In brief, the proposed rules require that:

  • a NASDAQ-listed issuer have a compensation committee that consists of two or more independent directors and has a written committee charter, subject to annual review;
  • each compensation committee member satisfy NASDAQ's current independence standards and not accept (or have accepted while a committee member) any consulting, advisory, or other compensatory fee from the issuer, other than for board service; and
  • the compensation committee (1) have the authority and resources to retain and pay compensation advisors, (2) assess or consider, when selecting any such advisor, the six independence factors set forth in Rule 10C-1, which indicate a conflict of interest on the part of such advisor, and (3) be responsible for overseeing and compensating its advisors.

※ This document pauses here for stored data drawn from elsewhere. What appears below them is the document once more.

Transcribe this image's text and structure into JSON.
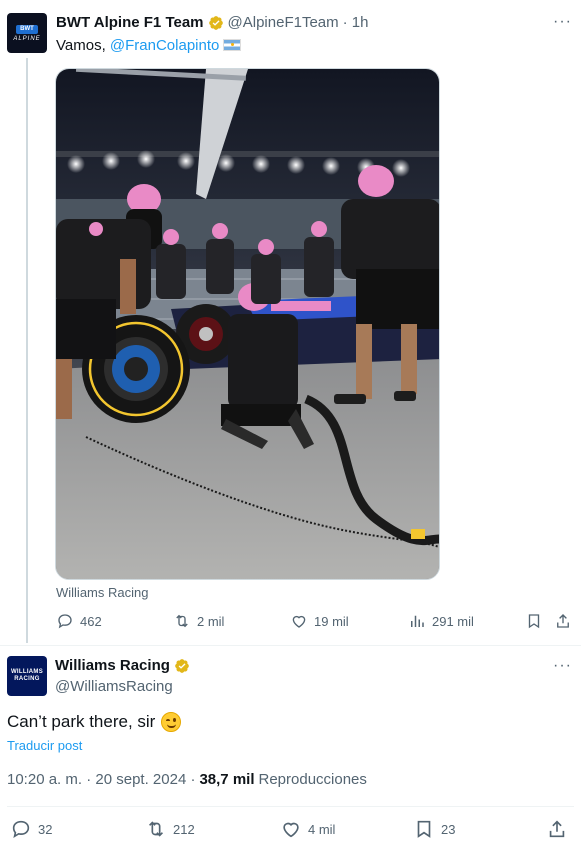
{
  "tweet1": {
    "name": "BWT Alpine F1 Team",
    "handle": "@AlpineF1Team",
    "time": "· 1h",
    "text_prefix": "Vamos, ",
    "mention": "@FranColapinto",
    "avatar": {
      "badge": "BWT",
      "word": "ALPINE"
    },
    "photo_caption": "Williams Racing",
    "actions": {
      "replies": "462",
      "reposts": "2 mil",
      "likes": "19 mil",
      "views": "291 mil"
    },
    "more_label": "···"
  },
  "tweet2": {
    "name": "Williams Racing",
    "handle": "@WilliamsRacing",
    "avatar": {
      "line1": "WILLIAMS",
      "line2": "RACING"
    },
    "text": "Can’t park there, sir",
    "translate": "Traducir post",
    "time": "10:20 a. m. · 20 sept. 2024 ·",
    "views_count": "38,7 mil",
    "views_label": "Reproducciones",
    "actions": {
      "replies": "32",
      "reposts": "212",
      "likes": "4 mil",
      "bookmarks": "23"
    },
    "more_label": "···"
  },
  "colors": {
    "accent": "#1d9bf0",
    "verified": "#e2b719",
    "text_secondary": "#536471",
    "alpine_pink": "#e98ac6"
  }
}
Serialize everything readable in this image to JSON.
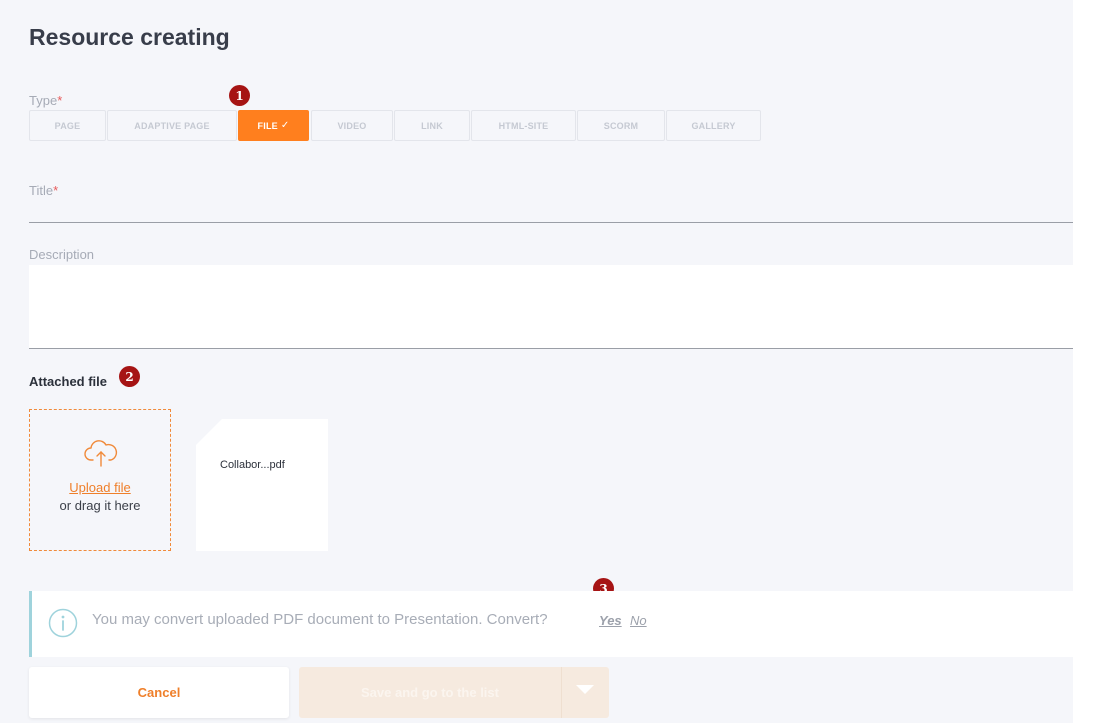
{
  "page": {
    "title": "Resource creating"
  },
  "type_field": {
    "label": "Type",
    "required_mark": "*",
    "options": [
      {
        "label": "PAGE",
        "active": false
      },
      {
        "label": "ADAPTIVE PAGE",
        "active": false
      },
      {
        "label": "FILE",
        "active": true
      },
      {
        "label": "VIDEO",
        "active": false
      },
      {
        "label": "LINK",
        "active": false
      },
      {
        "label": "HTML-SITE",
        "active": false
      },
      {
        "label": "SCORM",
        "active": false
      },
      {
        "label": "GALLERY",
        "active": false
      }
    ],
    "selected_check": "✓"
  },
  "title_field": {
    "label": "Title",
    "required_mark": "*",
    "value": ""
  },
  "description_field": {
    "label": "Description",
    "value": ""
  },
  "attached_file": {
    "label": "Attached file",
    "upload_link": "Upload file",
    "upload_hint": "or drag it here",
    "files": [
      {
        "name": "Collabor...pdf"
      }
    ]
  },
  "notice": {
    "text": "You may convert uploaded PDF document to Presentation. Convert?",
    "yes": "Yes",
    "no": "No"
  },
  "footer": {
    "cancel_label": "Cancel",
    "save_label": "Save and go to the list"
  },
  "badges": [
    "1",
    "2",
    "3"
  ],
  "colors": {
    "accent": "#ff7f1e",
    "badge": "#a61414",
    "info": "#9fd3dc",
    "background": "#f5f6fa"
  },
  "icons": {
    "upload": "cloud-upload-icon",
    "info": "info-circle-icon",
    "dropdown": "caret-down-icon"
  }
}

That a NASDAQ-listed issuer has a compensation committee, with at least two independent directors, under a formal charter would be a new requirement. The existing NASDAQ rules permit a majority of independent directors, rather than a committee, to determine executive compensation, and even if there is a compensation committee, it may consist of only one director and may operate under board authorizing resolutions rather than under a charter. This new requirement may not have much impact however, because I believe that most NASDAQ-listed issuers already have a compensation committee with more than one member governed by a charter.

The proposed additional independence requirements for a compensation committee member would make the NASDAQ standard like the SEC's and NASDAQ's independence standard for an audit committee member, except that affiliation with the issuer would not automatically be disqualifying. The only compensation from an issuer that such member could accept would be fees for serving as a member of the board or any committee and fixed compensation under a retirement plan for prior service. This prohibition on compensation would not relate to any compensation received before service on the compensation committee. A director’s being an affiliate of the issuer would not render him or her non-independent under the proposed rules. But, consistent with Rule 10C-1, the NASDAQ rules would require the board to expressly consider whether the director is an affiliate, and if so, whether that affiliation would impair his or her judgment as a compensation committee member. If approved, the new rules would require the board of directors of each NASDAQ-listed issuer to evaluate each current and prospective compensation committee member according to the new independence standard.

The proposed NASDAQ requirements regarding the compensation committee's relationship with its compensation advisors are consistent with Rule 10C-1. Compensation advisors for this purpose include not only professionals described as compensation consultants, but also outside counsel and accountants or tax advisors that provide advice to the compensation committee. I suspect that the existing charters of most compensation committees of NASDAQ-listed issuers already have provisions addressing the requirements, except for the requirement to consider the six independence factors regarding compensation advisors. But if the proposed rules are approved, existing charters may require revision to expressly address the requirements. Apart from statements in the charter, under the proposed rules, a compensation committee would have to exercise some judgment about a few critical issues, including who constitutes an “advisor,” what constitutes “selecting” an advisor, and what constitutes “oversight” of an advisor.

By its terms, Rule 10C-1 does not apply to smaller reporting companies. The proposed NASDAQ rules are consistent, except that a smaller reporting company:

  • must have a compensation committee composed of at least two independent directors, as defined under NASDAQ's current listing standards – the additional independence requirements, including the prohibition on compensation, would not apply;
  • may, instead of adopting a formal written charter, adopt board resolutions that specify the compensation committee's authority and responsibility, and such resolutions (or charter, if adopted) need not be evaluated annually;
  • and need not include in its compensation committee charter or board resolutions any of the specific authority or responsibility of the committee regarding its advisors.

If the proposed rules are approved by the SEC:

  • the requirements concerning the compensation committee's (or if the issuer's independent directors determine executive compensation, those directors') relationship with its advisors would be effective immediately; and
  • the other requirements would become effective on the earlier of (1) the issuer's second annual stockholders' meeting after the date of the SEC's approval and (2) December 31, 2014.

OUR TAKE: Because the proposed rules do not deviate materially from the Rule 10C-1 requirements, it appears likely that the SEC will approve them without significant amendment.  Accordingly, it would be prudent for NASDAQ-listed issuers to begin to consider how they might address the new requirements, especially those regarding the independence of their compensation committee members, the content of their compensation committee charters, and the assessment of independence or conflicts of interest of their compensation committee advisors.